From: Washington D.C.
Well, I agree with that, but what I am getting at is that the vast majority of CMANO users have brains. They are smart enough to vary their approaches; and they are certainly smart enough to stop sending planes over a SAM/flak rich environment to drop bombs on a target destroyed. So whereas in real life, a couple of days might be lost making rubble into smaller rubble... your average CMANO player is going to say: it is destroyed... maybe I should divert my strength else where.
This is why the scope of the scenario is important. Command is a relatively tactical level simulation. It reaches up into the operational level, mostly because of the distance scale of modern warfare, but if you're making a lot of operational level decisions (e.g. which strategic targets should be struck and in what order) then the scenario is probably scoped poorly.
To put it in concrete terms, it's a really bad idea to give a Command player the free choice of asking "Do I attack the XXXth Motor Rifle Brigade HQ first? or do I attack the oil refinery at Y? or maybe I should go after the presidential palace? or the air base at Z?" That kind of targeting decision has a lot to do with considerations that aren't really modeled in Command, and would be decided by a higher level decision maker than would be making the kinds of decisions that are made in Command (e.g. weapons loads, routing, shot doctrine, timing, spacing, formations, etc.). The person picking the targets is looking at the targeting guidelines at a given phase in the war. Are we waging economic warfare or is this the goal to undermine the political leadership? How well are we achieving those goals based on BDA, but also other sources of intelligence, like press clippings, economic and demographic data as well as people on the ground? These are all things that feed the process, and Command doesn't even hope to take that information in. Does Command measure the number of barrels of oil that are pumped out of pipelines to China and the price of oil futures? What about how that affects political opinions towards the Vietnamese communist party? No. It doesn't, and while you can fake it a little in LUA, it really is asking a lot of the software. That sort of stuff feeds a separate OODA loop for a different set of decision makers than Command deals with.

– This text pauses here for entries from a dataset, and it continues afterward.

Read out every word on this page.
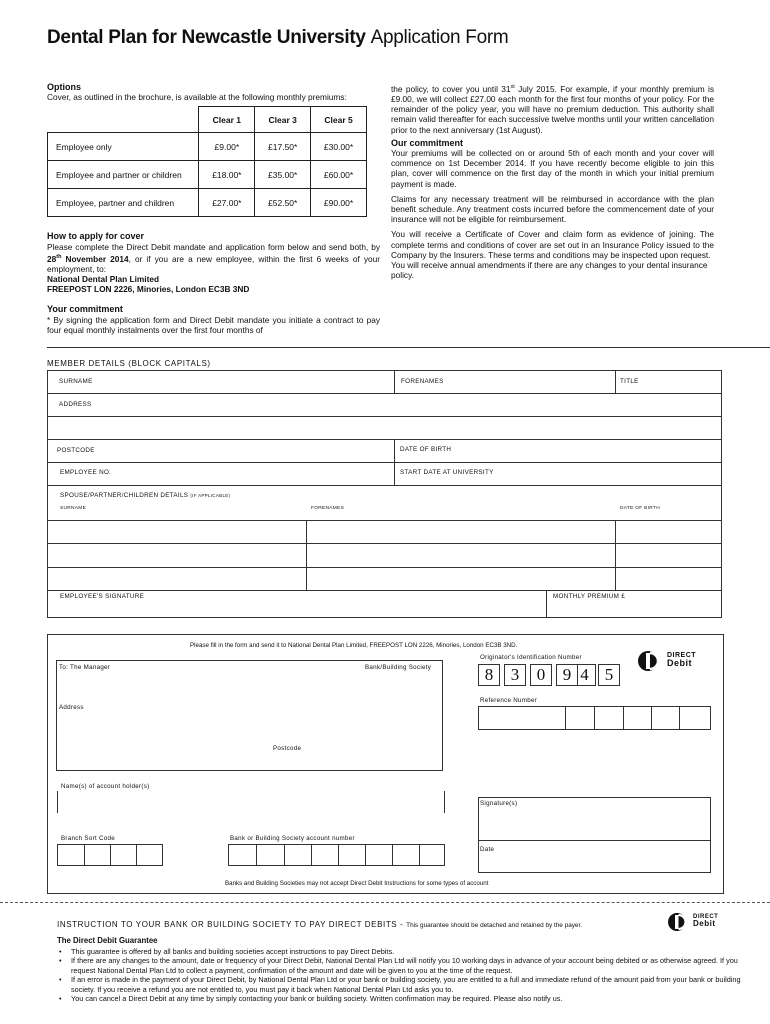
Dental Plan for Newcastle University Application Form
Options
Cover, as outlined in the brochure, is available at the following monthly premiums:
	Clear 1	Clear 3	Clear 5
Employee only	£9.00*	£17.50*	£30.00*
Employee and partner or children	£18.00*	£35.00*	£60.00*
Employee, partner and children	£27.00*	£52.50*	£90.00*
How to apply for cover
Please complete the Direct Debit mandate and application form below and send both, by 28th November 2014, or if you are a new employee, within the first 6 weeks of your employment, to:
National Dental Plan Limited
FREEPOST LON 2226, Minories, London EC3B 3ND
Your commitment
* By signing the application form and Direct Debit mandate you initiate a contract to pay four equal monthly instalments over the first four months of
the policy, to cover you until 31st July 2015. For example, if your monthly premium is £9.00, we will collect £27.00 each month for the first four months of your policy. For the remainder of the policy year, you will have no premium deduction. This authority shall remain valid thereafter for each successive twelve months until your written cancellation prior to the next anniversary (1st August).
Our commitment
Your premiums will be collected on or around 5th of each month and your cover will commence on 1st December 2014. If you have recently become eligible to join this plan, cover will commence on the first day of the month in which your initial premium payment is made.
Claims for any necessary treatment will be reimbursed in accordance with the plan benefit schedule. Any treatment costs incurred before the commencement date of your insurance will not be eligible for reimbursement.
You will receive a Certificate of Cover and claim form as evidence of joining. The complete terms and conditions of cover are set out in an Insurance Policy issued to the Company by the Insurers. These terms and conditions may be inspected upon request.
You will receive annual amendments if there are any changes to your dental insurance policy.
MEMBER DETAILS (BLOCK CAPITALS)
SURNAME	FORENAMES	TITLE
ADDRESS
POSTCODE	DATE OF BIRTH
EMPLOYEE NO.	START DATE AT UNIVERSITY
SPOUSE/PARTNER/CHILDREN DETAILS (IF APPLICABLE)
SURNAME	FORENAMES	DATE OF BIRTH
EMPLOYEE'S SIGNATURE	MONTHLY PREMIUM £
Please fill in the form and send it to National Dental Plan Limited, FREEPOST LON 2226, Minories, London EC3B 3ND.
To: The Manager	Bank/Building Society
Address
Postcode
Originator's Identification Number
8	3	0	9 4 5
DIRECT
Debit
Reference Number
Name(s) of account holder(s)
Signature(s)
Date
Branch Sort Code	Bank or Building Society account number
Banks and Building Societies may not accept Direct Debit Instructions for some types of account
INSTRUCTION TO YOUR BANK OR BUILDING SOCIETY TO PAY DIRECT DEBITS - This guarantee should be detached and retained by the payer.
DIRECT
Debit
The Direct Debit Guarantee
• This guarantee is offered by all banks and building societies accept instructions to pay Direct Debits.
• If there are any changes to the amount, date or frequency of your Direct Debit, National Dental Plan Ltd will notify you 10 working days in advance of your account being debited or as otherwise agreed. If you request National Dental Plan Ltd to collect a payment, confirmation of the amount and date will be given to you at the time of the request.
• If an error is made in the payment of your Direct Debit, by National Dental Plan Ltd or your bank or building society, you are entitled to a full and immediate refund of the amount paid from your bank or building society. If you receive a refund you are not entitled to, you must pay it back when National Dental Plan Ltd asks you to.
• You can cancel a Direct Debit at any time by simply contacting your bank or building society. Written confirmation may be required. Please also notify us.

Instead, a better approach is to say, "Tomorrow we're striking the oil refinery at Y. It has 18 aim points, consisting of 3 pump houses, 10 POL storage tanks, 2 administrative buildings, a generator, a transformer, and a control building. We want to destroy 20% of the POL storage tanks, the pump houses, the transformer and the generator. It's protected by the NNNth fighter air regiment at A, and the MMMth air defense brigade. You have the XXXth tactical fighter wing (or maybe TF ZZZ?) to do it with along with some elements from the YYYth bomb squadron and WWWth air refueling squadron. We can afford to lose no more than P% of our tactical aircraft." Then have the player figure out how to do it. Now they can focus on the kinds of things that Command does do well. Do I lead with the Wild Weasels or I do I lead with fighters? How many of them do I need? Am I carving out a lane or setting up barriers? What kinds of weapons do I have them carry? Do I want them spaced 15 minutes apart or 5? Where do I put my jamming aircraft? Where do I put my AEW aircraft? How big an area can my fighters protect? Do I use close escorts or do I use offensive fighter sweeps? Do I keep my DDGs close to the carrier or do I sail them up close to the coast and box in the enemy aircraft with their SAMs? What do I do with this extra submarine floating around anyhow? Command handles all that kind of stuff SUPER well.
When you take that approach to scenario construction, it doesn't matter that the oil refinery at Y was already struck a month ago in the hypothetical past. If it was struck, then clearly they missed some stuff, because there's still targets there to hit. If the operational level commander made a mistake and re-targeted something which had already been vaporized by a flight of B-52s then its a hypothetical someone else's problem. Even if you did something like, you get to the target area and there's no targets to hit, what is the tactical impact? You still have to fly in and fly out with all the risk and problems that entails. It's a serious leadership problem, but its the same situation whether there's a target there to hit or not. When you scope a Command scenario too broadly, you're right, you get wonky results, because that's not the right use case. That's better handled by some other wargame, maybe not even a computer game. Maybe the kind of stuff you're interested in is better looked at with a matrix-style narrative building exercise?
All simulations have their limitations. In effect, all models are wrong in the most strict sense. Different games look at different aspects of a conflict. Command would handle a Vietnam era strike on Kep airbase really well. I wouldn't expect it to tell me anything about how the peace negotiations in Paris turned out, or what might happen if I offered de-mining Haiphong harbor in exchange for POW releases. Both were aspects of the Vietnam war. Only one of them makes sense to model in Command.